The United States said on Wednesday it would prioritize overcoming China, which it sees as its only global rival, while also working to rein in a "dangerous" Russia.

On Wednesday, the White House presented a long-awaited national security strategy that seeks to contain the rise of China, while reiterating the importance of working with allies to address the challenges facing democratic nations.

The 48-page document, which has been delayed due to Russia's war in Ukraine, does not include any major shifts in political doctrine and does not offer any new theories on Biden's foreign policy.

In its strategy, the White House declared that the 1920s would be a "decisive decade for America and the world" to reduce conflict and confront the major common threat of climate change.

"The most pressing strategic challenge facing our vision stems from the forces that combine authoritarian rule with a revisionist foreign policy," the report said.


China's biggest challenge

The document states that even after Russia's war on Ukraine, China remains the most important challenge to the world order.

"We will prioritize maintaining a permanent competitive advantage over the People's Republic of China, while constraining Russia, which remains very dangerous," its text read.

He added that Russia under President Vladimir Putin "poses a direct threat to the free and open international order, and today recklessly violates the basic laws of the international system, as demonstrated by its brutal war of aggression against Ukraine."

China, "in contrast, is the only competitor with the intent of reshaping the international order and increasingly possesses the economic, diplomatic, military and technological power to achieve this goal."

Despite Beijing's repeated denials that it seeks hegemony, the US strategy document sees China as having "ambitions to create an enhanced sphere of influence in the Indo-Pacific and to become the world's leading power."

The White House also linked a rising China to Biden's pledge to prioritize the US middle class, saying Beijing was seeking to make the world dependent on its economy while limiting access to its more than one billion consumer market.

America is the pillar

The document confirms the White House's view that US leadership is the cornerstone of overcoming global threats such as climate change and the rise of authoritarian regimes.
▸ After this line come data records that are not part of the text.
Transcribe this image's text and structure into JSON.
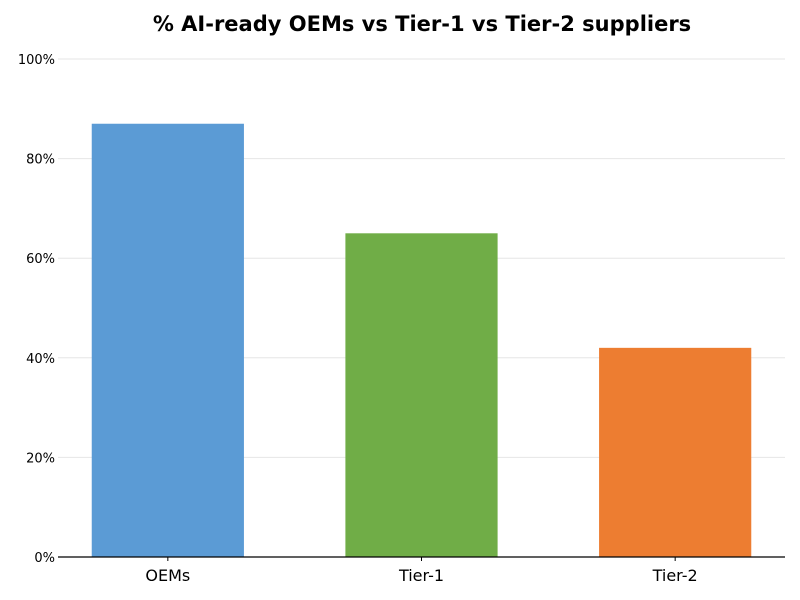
{
  "chart_data": {
    "type": "bar",
    "title": "% AI-ready OEMs vs Tier-1 vs Tier-2 suppliers",
    "xlabel": "",
    "ylabel": "",
    "categories": [
      "OEMs",
      "Tier-1",
      "Tier-2"
    ],
    "values": [
      87,
      65,
      42
    ],
    "colors": [
      "#5b9bd5",
      "#70ad47",
      "#ed7d31"
    ],
    "ylim": [
      0,
      100
    ],
    "yticks": [
      0,
      20,
      40,
      60,
      80,
      100
    ],
    "ytick_labels": [
      "0%",
      "20%",
      "40%",
      "60%",
      "80%",
      "100%"
    ],
    "grid": true,
    "gridColor": "#e6e6e6"
  }
}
It also stated that the United States must win the economic arms race with the great powers if it hopes to continue exercising its influence on the world level.

Reconciled between Israel and the Gulf Arab states, the strategy called for a "more integrated Middle East" that would, in the long run, reduce "resource demands" from the United States, which has protected oil-producing nations for decades.

"I don't think the war in Ukraine has fundamentally changed the approach to foreign policy that Joe Biden adopted long before he became president," White House National Security Adviser Jake Sullivan said.

"But I think it illustrates the core elements of our approach - the focus on allies, the importance of strengthening the democratic world and defending friendly democracies and democratic values," he told reporters.


global system

China is increasingly determined and able to reshape the global order in favor of one that will tilt the global arena in its favour, Sullivan said, "even as the United States remains committed to responsibly managing competition between our nations."

Sullivan said the United States must manage the relationship with China as it deals with a range of transitional challenges that affect people everywhere, including climate change, food insecurity, infectious diseases, terrorism, energy transportation, and inflation.

The strategy largely aligns with interim guidance set by the administration soon after Biden took office in January 2021, even as it has focused for most of this year on rallying allies against Russia's invasion of Ukraine and supplying the latter with billions of dollars in arms.